Uma perícia de caligrafia da Suprema Corte de Justiça da província de Buenos Aires determinou, ainda, que uma assinatura de Maradona em um formulário de prestação de serviços de enfermeiros foi falsificada.

Segundo a imprensa local, um dos enfermeros acusados de “homicídio com dolo eventual” afirmou que entregou a planilha sem assinatura do paciente para seu chefe quando Maradona já tinha morrido.

Disputas com a família

Na última vez que Maradona foi visto em público, em seu aniversário de 60 anos, em outubro do ano passado, o astro do futebol estava visivelmente debilitado, sem conseguir caminhar direito no estádio do Gimnasia y Esgrima La Plata, do qual era técnico.

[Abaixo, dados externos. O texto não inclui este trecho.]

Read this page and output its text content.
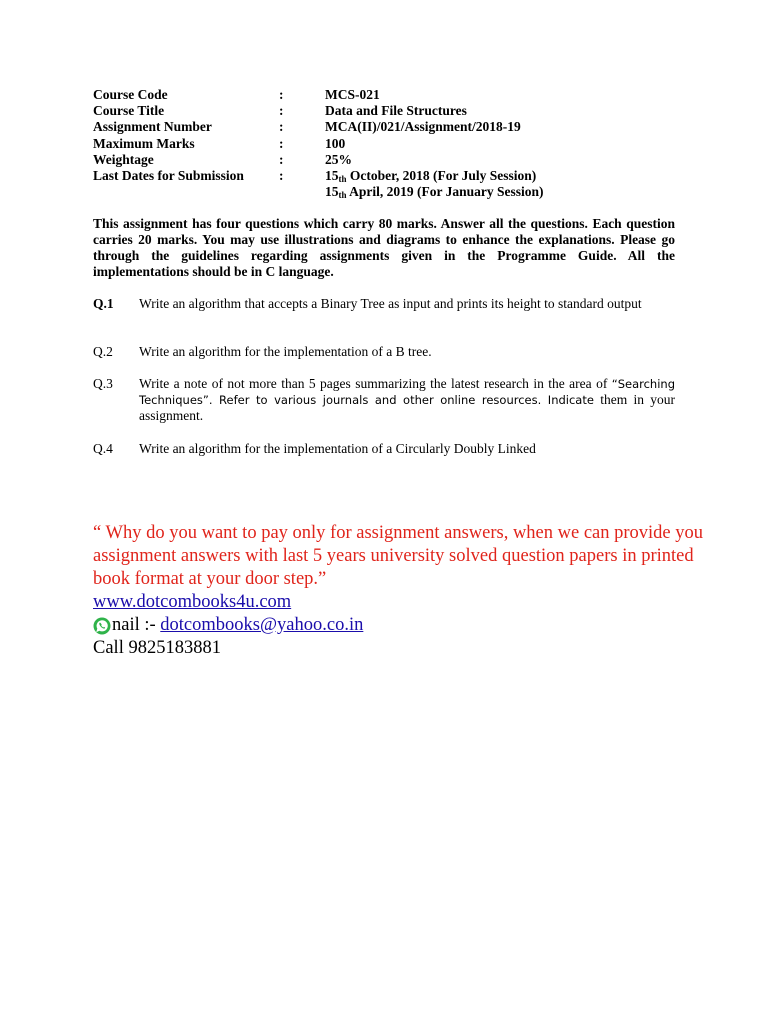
Course Code	:	MCS-021
Course Title	:	Data and File Structures
Assignment Number	:	MCA(II)/021/Assignment/2018-19
Maximum Marks	:	100
Weightage	:	25%
Last Dates for Submission	:	$15_{th}$ October, 2018 (For July Session)
$15_{th}$ April, 2019 (For January Session)

This assignment has four questions which carry 80 marks. Answer all the questions. Each question carries 20 marks. You may use illustrations and diagrams to enhance the explanations. Please go through the guidelines regarding assignments given in the Programme Guide. All the implementations should be in C language.

Q.1	Write an algorithm that accepts a Binary Tree as input and prints its height to standard output
Q.2	Write an algorithm for the implementation of a B tree.
Q.3	Write a note of not more than 5 pages summarizing the latest research in the area of “Searching Techniques”. Refer to various journals and other online resources. Indicate them in your assignment.
Q.4	Write an algorithm for the implementation of a Circularly Doubly Linked

“ Why do you want to pay only for assignment answers, when we can provide you assignment answers with last 5 years university solved question papers in printed book format at your door step.”

www.dotcombooks4u.com
nail :-
dotcombooks@yahoo.co.in
Call 9825183881
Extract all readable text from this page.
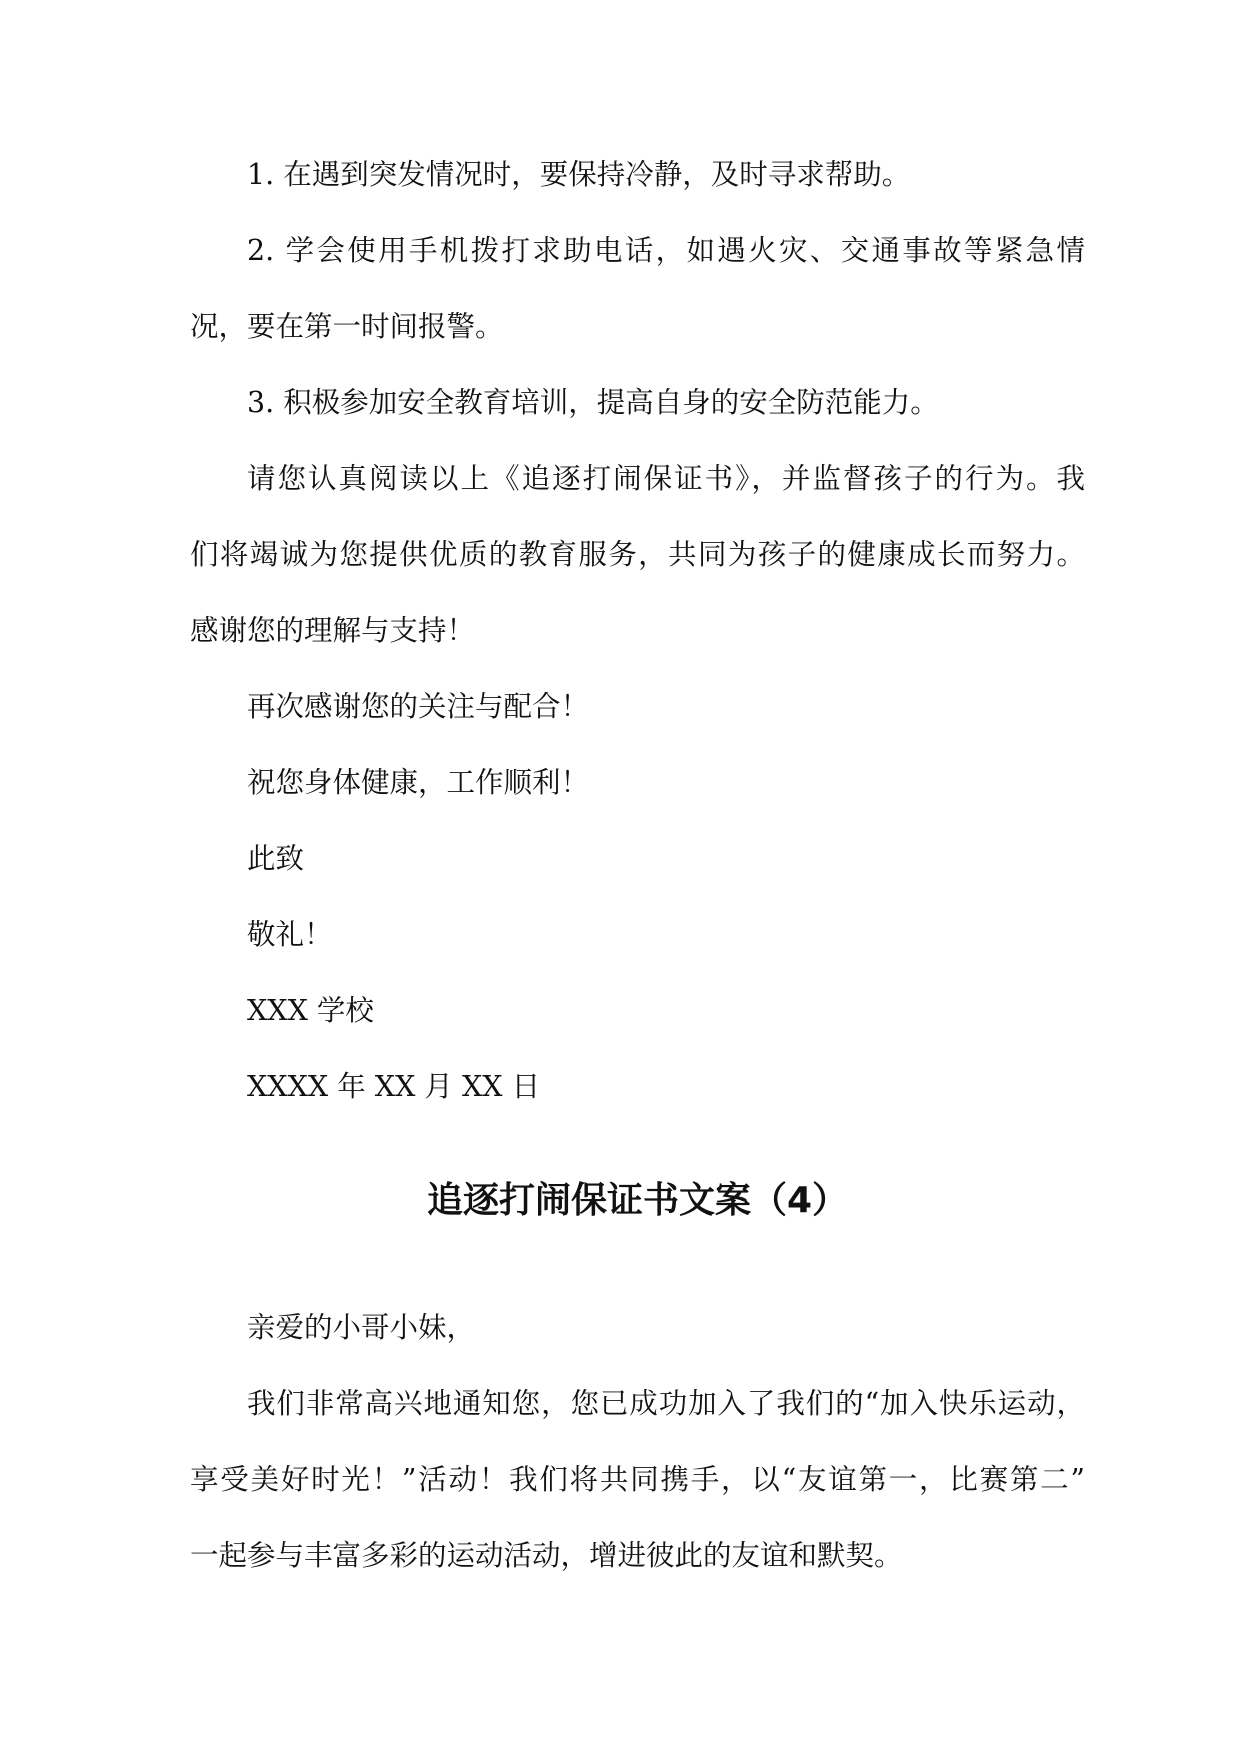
1. 在遇到突发情况时，要保持冷静，及时寻求帮助。
2. 学会使用手机拨打求助电话，如遇火灾、交通事故等紧急情
况，要在第一时间报警。
3. 积极参加安全教育培训，提高自身的安全防范能力。
请您认真阅读以上《追逐打闹保证书》，并监督孩子的行为。我
们将竭诚为您提供优质的教育服务，共同为孩子的健康成长而努力。
感谢您的理解与支持！
再次感谢您的关注与配合！
祝您身体健康，工作顺利！
此致
敬礼！
XXX 学校
XXXX 年 XX 月 XX 日
追逐打闹保证书文案（4）
亲爱的小哥小妹，
我们非常高兴地通知您，您已成功加入了我们的“加入快乐运动，
享受美好时光！”活动！我们将共同携手，以“友谊第一，比赛第二”
一起参与丰富多彩的运动活动，增进彼此的友谊和默契。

Matías Morla, que foi advogado do craque, disse à agência de noticias Xinhua que acredita em mala práxis da equipe médica que cuidava de Maradona.

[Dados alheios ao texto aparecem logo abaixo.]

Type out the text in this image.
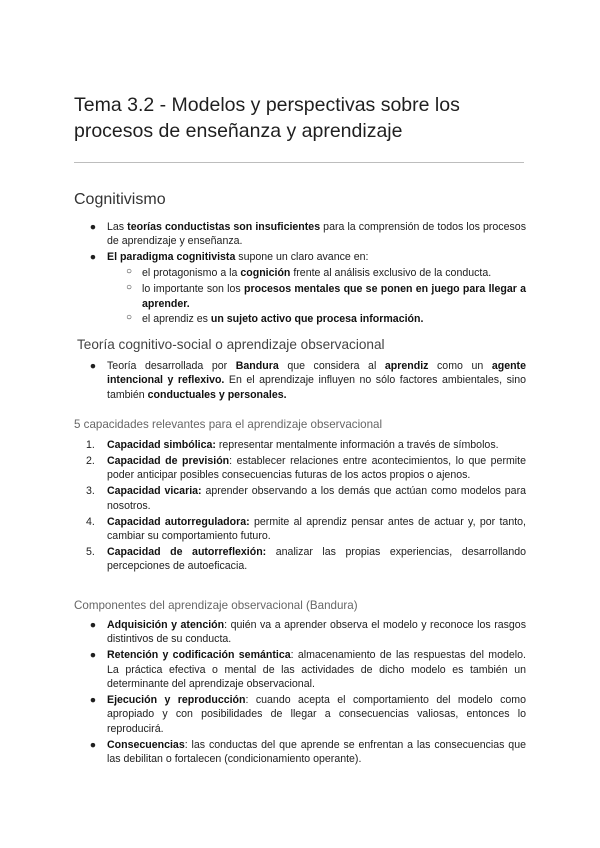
Tema 3.2 - Modelos y perspectivas sobre los procesos de enseñanza y aprendizaje
Cognitivismo
● Las teorías conductistas son insuficientes para la comprensión de todos los procesos de aprendizaje y enseñanza.
● El paradigma cognitivista supone un claro avance en:
○ el protagonismo a la cognición frente al análisis exclusivo de la conducta.
○ lo importante son los procesos mentales que se ponen en juego para llegar a aprender.
○ el aprendiz es un sujeto activo que procesa información.
Teoría cognitivo-social o aprendizaje observacional
● Teoría desarrollada por Bandura que considera al aprendiz como un agente intencional y reflexivo. En el aprendizaje influyen no sólo factores ambientales, sino también conductuales y personales.
5 capacidades relevantes para el aprendizaje observacional
1.	Capacidad simbólica: representar mentalmente información a través de símbolos.
2.	Capacidad de previsión: establecer relaciones entre acontecimientos, lo que permite poder anticipar posibles consecuencias futuras de los actos propios o ajenos.
3.	Capacidad vicaria: aprender observando a los demás que actúan como modelos para nosotros.
4.	Capacidad autorreguladora: permite al aprendiz pensar antes de actuar y, por tanto, cambiar su comportamiento futuro.
5.	Capacidad de autorreflexión: analizar las propias experiencias, desarrollando percepciones de autoeficacia.
Componentes del aprendizaje observacional (Bandura)
● Adquisición y atención: quién va a aprender observa el modelo y reconoce los rasgos distintivos de su conducta.
● Retención y codificación semántica: almacenamiento de las respuestas del modelo. La práctica efectiva o mental de las actividades de dicho modelo es también un determinante del aprendizaje observacional.
● Ejecución y reproducción: cuando acepta el comportamiento del modelo como apropiado y con posibilidades de llegar a consecuencias valiosas, entonces lo reproducirá.
● Consecuencias: las conductas del que aprende se enfrentan a las consecuencias que las debilitan o fortalecen (condicionamiento operante).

Mas o próprio Morla está em pé de guerra com as filhas do ex-jogador, que o acusaram de fraude e apropriação da marca pessoal do pai. Em outubro, ele prestou depoimento como testemunha, a pedido delas.

Segundo a imprensa local, na declaração ele afirmou que se opunha ao traslado do craque para a casa em Tigre, após a operação no cérebro a que ele foi submetido.

“Quando me disseram que a família decidiu que ele fosse para a casa de Tigre, eu disse ´é uma loucura´. Tinha uma casa em La Plata, paga pelo clube. Com esse dinheiro, contratavam três médicos e o Diego estaria vivo. Além disso, Giannina disse que traria um médico e ainda estamos esperando ele chegar”, disse, segundo o Página 12.

As filhas, por sua vez, segundo o jornal argentino, acusam Morla de comandar a equipe médica.

Morla é hoje o titular dos direitos da marca de Maradona, enquanto os cinco filhos do ídolo esperam a resolução da justiça sobre a herança (desde a morte do dele, duas pessoas fizeram testes de DNA para saber se também eram filhas dele, mas os testes deram negativo).

“O dinheiro dele desapareceu. Ele tinha trabalhado muito desde 2005. Estive em Cuba com ele quando não tínhamos um peso, um centavo. Mas Diego se levantou, fez muito dinheiro, quando ele voltou do México, depois de dirigir o Sinaloa, disse que tinha mais de 100 milhões de dólares e hoje não tem dinheiro para seus herdeiros, que é a quem corresponde todo o dinheiro que ele fez, e o dinheiro não existe”, afirma Israelit.

Ele acrescenta, no entanto, que a questão dos bens é secundária e que é preciso que a justiça determine o que levou à morte do ex-jogador.